Días atrás, como viene sucediéndole con cierta reiteración cuando aborda la cuestión femenina, el líder de Podemos, Pablo Iglesias, dio un inoportuno traspiés y se precipitó a un charco más que notorio, del que ni los abnegados esfuerzos de sus subordinados (y subordinadas), ni el hábil aprovechamiento de la torpe acotación de sus palabras hecha con malicia por algún medio, han logrado sacarlo limpio de churretes de barro.
No es más que una anécdota, pero no deja de ser ilustrativa, significativa y digna de comentarse.
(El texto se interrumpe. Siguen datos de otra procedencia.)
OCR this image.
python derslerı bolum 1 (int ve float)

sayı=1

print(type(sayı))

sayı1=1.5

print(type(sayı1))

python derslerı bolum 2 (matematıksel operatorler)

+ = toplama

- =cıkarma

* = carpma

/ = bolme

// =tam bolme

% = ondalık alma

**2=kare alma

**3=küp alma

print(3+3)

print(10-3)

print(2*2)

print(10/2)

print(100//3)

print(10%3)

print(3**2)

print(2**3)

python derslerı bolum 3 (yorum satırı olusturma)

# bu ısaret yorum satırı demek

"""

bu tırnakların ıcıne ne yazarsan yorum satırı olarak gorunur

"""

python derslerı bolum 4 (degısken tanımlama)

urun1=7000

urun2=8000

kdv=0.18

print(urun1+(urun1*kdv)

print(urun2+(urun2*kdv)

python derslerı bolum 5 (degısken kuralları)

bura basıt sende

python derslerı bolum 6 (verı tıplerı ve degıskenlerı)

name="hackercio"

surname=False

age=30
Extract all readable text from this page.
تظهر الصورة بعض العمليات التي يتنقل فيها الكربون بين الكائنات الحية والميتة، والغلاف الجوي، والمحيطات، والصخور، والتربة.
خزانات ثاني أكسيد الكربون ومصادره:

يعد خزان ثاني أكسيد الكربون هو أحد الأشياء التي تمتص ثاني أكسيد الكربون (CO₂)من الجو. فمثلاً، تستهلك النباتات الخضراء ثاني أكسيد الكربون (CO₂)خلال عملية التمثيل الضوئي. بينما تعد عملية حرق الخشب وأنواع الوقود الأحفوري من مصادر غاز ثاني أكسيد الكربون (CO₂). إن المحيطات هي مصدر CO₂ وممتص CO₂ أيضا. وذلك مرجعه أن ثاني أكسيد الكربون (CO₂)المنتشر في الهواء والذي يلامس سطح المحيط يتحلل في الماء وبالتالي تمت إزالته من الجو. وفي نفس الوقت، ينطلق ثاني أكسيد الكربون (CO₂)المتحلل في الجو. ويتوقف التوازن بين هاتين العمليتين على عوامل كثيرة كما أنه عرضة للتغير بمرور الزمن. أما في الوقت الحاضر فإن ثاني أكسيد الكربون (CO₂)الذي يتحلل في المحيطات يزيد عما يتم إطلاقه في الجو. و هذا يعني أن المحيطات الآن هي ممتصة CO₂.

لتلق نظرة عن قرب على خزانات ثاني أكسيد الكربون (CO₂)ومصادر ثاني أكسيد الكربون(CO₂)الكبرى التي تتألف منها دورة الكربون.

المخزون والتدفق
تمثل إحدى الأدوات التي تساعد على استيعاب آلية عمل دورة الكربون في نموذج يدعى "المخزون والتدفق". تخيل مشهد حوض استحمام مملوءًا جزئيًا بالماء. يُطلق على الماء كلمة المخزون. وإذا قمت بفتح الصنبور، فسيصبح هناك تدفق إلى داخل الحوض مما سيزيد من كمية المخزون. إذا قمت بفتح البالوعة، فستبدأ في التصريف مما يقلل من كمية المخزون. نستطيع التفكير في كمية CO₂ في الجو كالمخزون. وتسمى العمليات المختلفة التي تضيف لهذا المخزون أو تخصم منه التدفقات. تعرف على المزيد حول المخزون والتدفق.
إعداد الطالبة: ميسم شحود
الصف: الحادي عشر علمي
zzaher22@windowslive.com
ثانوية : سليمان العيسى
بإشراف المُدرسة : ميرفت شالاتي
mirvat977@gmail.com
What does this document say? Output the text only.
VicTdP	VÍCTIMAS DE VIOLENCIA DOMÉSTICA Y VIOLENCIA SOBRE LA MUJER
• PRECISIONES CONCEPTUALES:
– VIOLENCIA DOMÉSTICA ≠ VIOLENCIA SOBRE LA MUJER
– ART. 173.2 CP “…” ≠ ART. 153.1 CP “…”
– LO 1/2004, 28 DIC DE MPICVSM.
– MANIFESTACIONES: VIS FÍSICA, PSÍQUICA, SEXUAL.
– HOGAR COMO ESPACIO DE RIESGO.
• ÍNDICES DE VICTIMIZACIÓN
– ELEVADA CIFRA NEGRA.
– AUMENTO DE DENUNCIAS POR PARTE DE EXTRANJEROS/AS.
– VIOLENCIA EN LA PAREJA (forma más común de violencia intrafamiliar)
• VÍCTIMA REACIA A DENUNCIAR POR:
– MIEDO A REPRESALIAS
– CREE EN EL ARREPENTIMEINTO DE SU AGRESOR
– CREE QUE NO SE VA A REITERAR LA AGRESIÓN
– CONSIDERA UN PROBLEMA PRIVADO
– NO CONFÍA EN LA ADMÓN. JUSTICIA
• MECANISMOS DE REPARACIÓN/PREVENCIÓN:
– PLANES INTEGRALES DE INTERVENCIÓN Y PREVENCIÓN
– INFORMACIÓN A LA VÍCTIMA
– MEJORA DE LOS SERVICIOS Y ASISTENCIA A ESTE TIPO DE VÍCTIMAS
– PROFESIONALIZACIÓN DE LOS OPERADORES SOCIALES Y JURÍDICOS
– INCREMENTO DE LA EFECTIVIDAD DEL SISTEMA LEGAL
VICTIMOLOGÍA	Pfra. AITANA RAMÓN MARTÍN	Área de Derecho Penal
Cuando dio en arriesgar esa infortunada teoría de la mujer feminizada, Iglesias cayó en ese vicio al que en mayor o menor medida somos dados todos los seres humanos, especialmente aficionados los seres humanos con pasaporte español (con independencia de la nacionalidad que se atribuya nuestro corazón, aquí no hay hecho diferencial que valga) y todavía más proclives los españoles políticos: el viejo y muy desaconsejable vicio de ir por ahí dando lecciones.
Y es que a la hora de dar lecciones hay que medir muy bien a quién. Seguramente hay más de una y más de dos mujeres a las que Pablo Iglesias puede dar lecciones de ciencia política, en la que posee una formación y una competencia nada desdeñables, probadas además en la práctica con la obtención de cinco millones de votos partiendo desde cero. Se le ocurre a quien esto escribe que quizá podría dar también a alguna mujer lecciones acerca de, pongamos por caso, las campañas de Marruecos, un saber estrafalario en el que la vida me llevó a profundizar más allá de lo común y acaso de lo recomendable, y por el que pocas féminas (aunque alguna ilustre hay) muestran interés.
Lo que jamás se nos ocurriría, ni al señor Iglesias ni a mí, salvo que buscáramos exponernos al más atroz de los ridículos, sería creernos capaces de dar lecciones, por ejemplo, acerca de la antigua Roma a una mujer como Mary Beard, o de bioquímica a una mujer como Margarita Salas. Con su declaración, el líder de Podemos ha intentado algo análogo, enseñar no a una, sino a muchas, o a todas las mujeres, algo de lo que cualquiera de ellas puede hablar con mayor conocimiento de causa que él: dónde radica la esencia de la feminidad. Incluso ha llegado a creerse en posesión de criterios para decidir en qué medida una mujer dada vendría a satisfacer, o no, el estándar correspondiente.
Conspicuo patinazo, que ha encontrado la respuesta que no podía dejar de encontrar, en mujeres de todas las tendencias, y la sola indulgencia de las portavoces de sus propias siglas. De todos modos, en la vida todo es relativo, y siempre hay un descalabro mayor con el que aliviarse de los propios. Ha tenido Iglesias la fortuna de que su metedura de pata coincidiera con la revelación de la teoría sobre el feminismo del alcalde de Alcorcón, ese hombre cuyos exabruptos, sólo comparables a la indigencia de su razonamiento, lo han llevado no ya a pisar un charco, sino a tirarse de cabeza a una ciénaga y chapotear en ella.
El quid es lo que las palabras de uno y las de otro dejan ver: la tarea que nos queda, aún, a los varones españoles.